このような感じで、ポッドが正常に起動しました。

しばらく?結構?Nextcloudの設定ページが表示されるまで待ちます。

http://localhost:8080

セットアップ画面が表示されましたでしょうか?

オペレーティングシステム欄を見ると、Linux 4.19.128-microsoft-standard x86_64という文字が見えます。純粋なLinuxではなく、Windowsで動いている感じが読み取れて面白いですね。


WSL2のバックアップについて

バックアップにつきましてはこちらの記事を御覧ください。

まあバックアップ以前に、データを格納するボリュームがどうかという問題があるのですが。

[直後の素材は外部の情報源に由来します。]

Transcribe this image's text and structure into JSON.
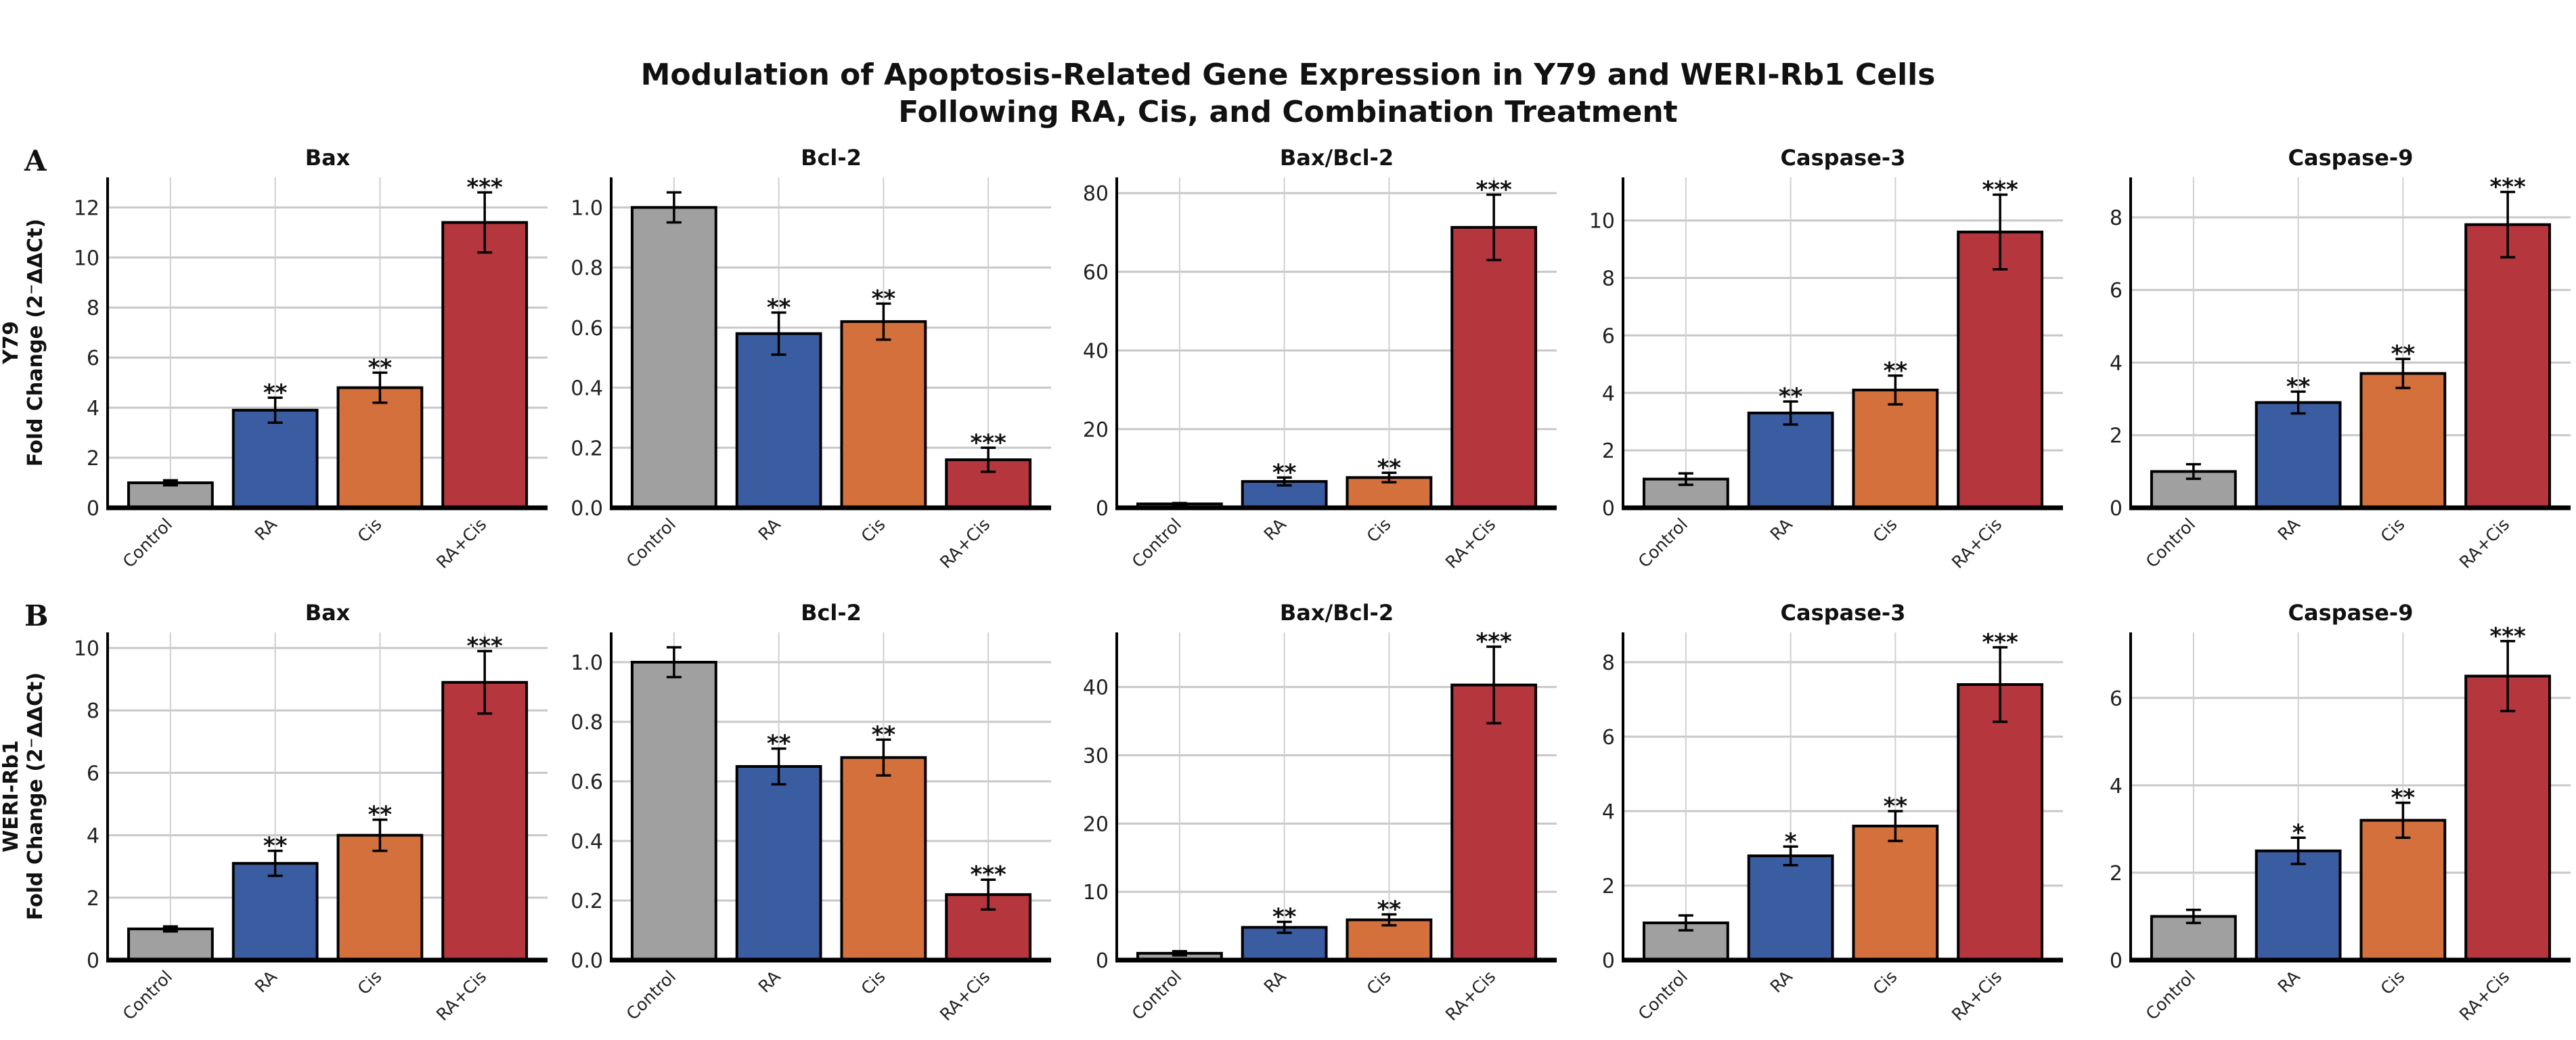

WSL2のパーティション拡張は様子見(2020年9月現在)

WSL2のルートパーティション(/)は既定で251Gの容量かと思います。

この容量はストレージサーバとしては不足する感じがします。よってルートパーティションにNextcloud運用ディレクトリを作成するのではなく、他のストレージをマウントして作成するほうが運用管理しやすいと思います。

しかし、2020年9月現在、WSL2で他のパーティションをマウントする機能はプレビューの状態で、正式リリースされていません。

そのようなわけで、正式リリースまでは、256GBの容量の中で使用するかたちになりますのでご注意下さい。


んー。記事にするのが早すぎた感じもしますが。

Hyper-V+DockerでNextcloudを運用したとき、やはりデータの置き場所が問題になりました。

WSL2+Dockerの場合と、WSL2+Podmanの場合は、同じWSL2ということで、パーティションの状況は同じかと思います。

それならば、Dockerよりもより軽量なPodmanに目を付けておいたほうが良いかなという感じです。

パーティションの問題が解決するタイミングで、そのあたりの記事を書き足させて頂こうと思います。